Karine et Ludovic Turac

F&S : Marseille est votre ville de cœur. De fait, pourriez-vous vous installer ailleurs que dans le Sud ? 

Ludovic Turac : Non ; je suis très attaché à ma région, à ma ville. J’ai grandi dans ce bain marseillais, avec le marché aux poissons, cet instinct du sud, cette façon franche de cuisiner, et ces légumes phares comme la tomate et la courgette. J’ai travaillé un temps à Paris (le Bristol, Guy Savoy, l’Hôtel du Castellet) ; j’aime beaucoup cette ville ; mais la mer et ses embruns m’ont manqué. Je ne me vois pas vivre ailleurs qu’à Marseille. Et puis, notre terroir est très fort ici.

F&S : Parlez-nous de votre cuisine ?

L.T. : Elle est très axée sur la Méditerranée. J’y conjugue deux éléments : la performance, et le sentiment. J’y inclus des souvenirs d’enfance, des choses qui m’ont touché. J’adore l’aïoli, par exemple, dont j’ai fait un de mes plats signature.Mon but, c’est de proposer les meilleurs produits de Marseille. 80% de ma cuisine est centrée sur Marseille et sur la Méditerranée. 

 

F&S : L’importance donnée au visuel se remarque à Une Table, au Sud ; la vue sur le Vieux-Port bien sûr, mais aussi la vaisselle, et le côté coloré, architecturé de vos plats. Qu’en pensez-vous ?

L.T. : La couleur dans les plats, c’est très important ; on mange d’abord avec les yeux. Pour ce qui est de la vaisselle, je suis un passionné de gastronomie, donc de tout l’univers qui va avec (ce qui inclut la vaisselle, les fleurs, etc.)

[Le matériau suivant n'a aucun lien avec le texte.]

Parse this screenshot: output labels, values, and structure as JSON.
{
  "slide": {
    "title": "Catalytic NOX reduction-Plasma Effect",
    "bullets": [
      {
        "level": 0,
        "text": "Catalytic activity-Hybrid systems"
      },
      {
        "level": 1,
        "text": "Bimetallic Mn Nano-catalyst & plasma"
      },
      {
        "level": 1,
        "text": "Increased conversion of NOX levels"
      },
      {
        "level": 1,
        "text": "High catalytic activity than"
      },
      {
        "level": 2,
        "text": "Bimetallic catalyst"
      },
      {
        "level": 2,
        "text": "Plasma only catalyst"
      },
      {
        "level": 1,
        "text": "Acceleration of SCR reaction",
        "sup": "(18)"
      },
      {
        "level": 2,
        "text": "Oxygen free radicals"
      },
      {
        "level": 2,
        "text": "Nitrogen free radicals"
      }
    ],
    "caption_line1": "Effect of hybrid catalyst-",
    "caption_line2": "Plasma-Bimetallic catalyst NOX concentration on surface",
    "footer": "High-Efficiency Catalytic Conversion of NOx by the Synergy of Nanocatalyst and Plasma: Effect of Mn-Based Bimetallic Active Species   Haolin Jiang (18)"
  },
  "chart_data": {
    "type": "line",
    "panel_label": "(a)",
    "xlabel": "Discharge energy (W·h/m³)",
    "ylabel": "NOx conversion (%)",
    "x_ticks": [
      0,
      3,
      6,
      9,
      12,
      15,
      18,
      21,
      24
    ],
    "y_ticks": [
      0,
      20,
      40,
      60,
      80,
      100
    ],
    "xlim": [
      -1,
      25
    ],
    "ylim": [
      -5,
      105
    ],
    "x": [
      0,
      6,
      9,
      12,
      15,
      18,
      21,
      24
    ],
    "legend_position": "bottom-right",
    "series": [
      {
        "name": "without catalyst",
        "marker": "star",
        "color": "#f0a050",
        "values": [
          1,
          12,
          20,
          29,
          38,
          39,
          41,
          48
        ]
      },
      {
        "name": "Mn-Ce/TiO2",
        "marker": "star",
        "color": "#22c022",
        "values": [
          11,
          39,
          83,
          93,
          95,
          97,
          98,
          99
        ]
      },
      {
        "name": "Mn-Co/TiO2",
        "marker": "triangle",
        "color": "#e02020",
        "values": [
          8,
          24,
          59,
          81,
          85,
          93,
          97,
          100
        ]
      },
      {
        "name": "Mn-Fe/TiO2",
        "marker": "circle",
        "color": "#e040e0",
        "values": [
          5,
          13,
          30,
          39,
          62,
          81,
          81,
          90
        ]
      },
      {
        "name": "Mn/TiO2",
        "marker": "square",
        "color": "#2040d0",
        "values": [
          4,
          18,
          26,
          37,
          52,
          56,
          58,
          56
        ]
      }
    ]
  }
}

F&S : Où vous voyez-vous dans cinq ans ?

L.T. : Ici, sur le Vieux-Port ; avec une cuisine encore plus poussée. Ce que je souhaite, c’est avancer, évoluer, porter haut les couleurs de ma ville. Voilà pour le court-terme. Pour le long-terme, j’aimerais proposer une offre plus large ; dans un hôtel par exemple, ou bien ouvrir aussi une boulangerie/pâtisserie, voire même un restaurant de pizzas, pourquoi pas. En tout cas, j’ai envie d’offrir aux gens de la belle qualité.

F&S : De plus en plus, Marseille semble vouloir s’inscrire comme une destination culinaire à part entière. Qu’en pensez-vous ?

L.T. : La ville a connu une incroyable évolution depuis 2013, année où elle a été élue Capitale Européenne de la Culture. Depuis, beaucoup d’infrastructures ont changé ; ça a fait un énorme boum. Niveau gastronomie, de plus en plus de jeunes chefs ouvrent ici, et osent. Il y a beaucoup plus d’adresses qu’avant. Nous avons maintenant une quinzaine, voire une vingtaine de noms de chefs connus à Marseille ; et c’est génial. Pour ma part, je suis flatté de faire partie des chefs étoilés de Marseille, qui est la seconde ville de France. Et puis, cette évolution concerne aussi les autres villes de Provence. Tout cela favorise bien sûr le tourisme. D’autant que les gens développent un intérêt de plus en plus marqué pour la cuisine. Actuellement, il y a comme un engouement pour ce secteur. De leur côté, les chefs s’attachent à rendre la gastronomie plus accessible. Pour ma part, je veille à proposer un menu très accessible, à 39 euros, qui comprend amuse-bouche, entrée, plat et dessert. Avec ça, je suis plein tous les jours. J’ai beaucoup d’habitués, des clients qui réservent de très grandes tables. Ça me fait plaisir, forcément, de voir que les gens reviennent.   

F&S : Gérald Passedat et Alexandre Mazzia sont deux des chefs qui participent à faire de Marseille une food destination ; quels rapports entretenez-vous avec eux ?   

L.T. : Alexandre et moi sommes très amis. J’ai beaucoup de respect pour lui. Quant à Gérald Passedat, c’est quelqu’un que j’admire. Sa façon de cuisiner le poisson est unique. Marseille a de la chance de l’avoir. 

F&S : Vous avez décroché votre étoile à 26 ans, devenant ainsi le plus jeune étoilé de France. Qu’est-ce que ça fait ?

L.T. : C’est une très grande fierté. Mais je me dis : oui, mais demain ? Donc certes, je suis satisfait du moment, mais je pense aussitôt à la suite. Demain, il faut recommencer… Ceci dit, c’était le plus beau jour de ma vie professionnelle. Et c’est quelque chose que je voudrais revivre.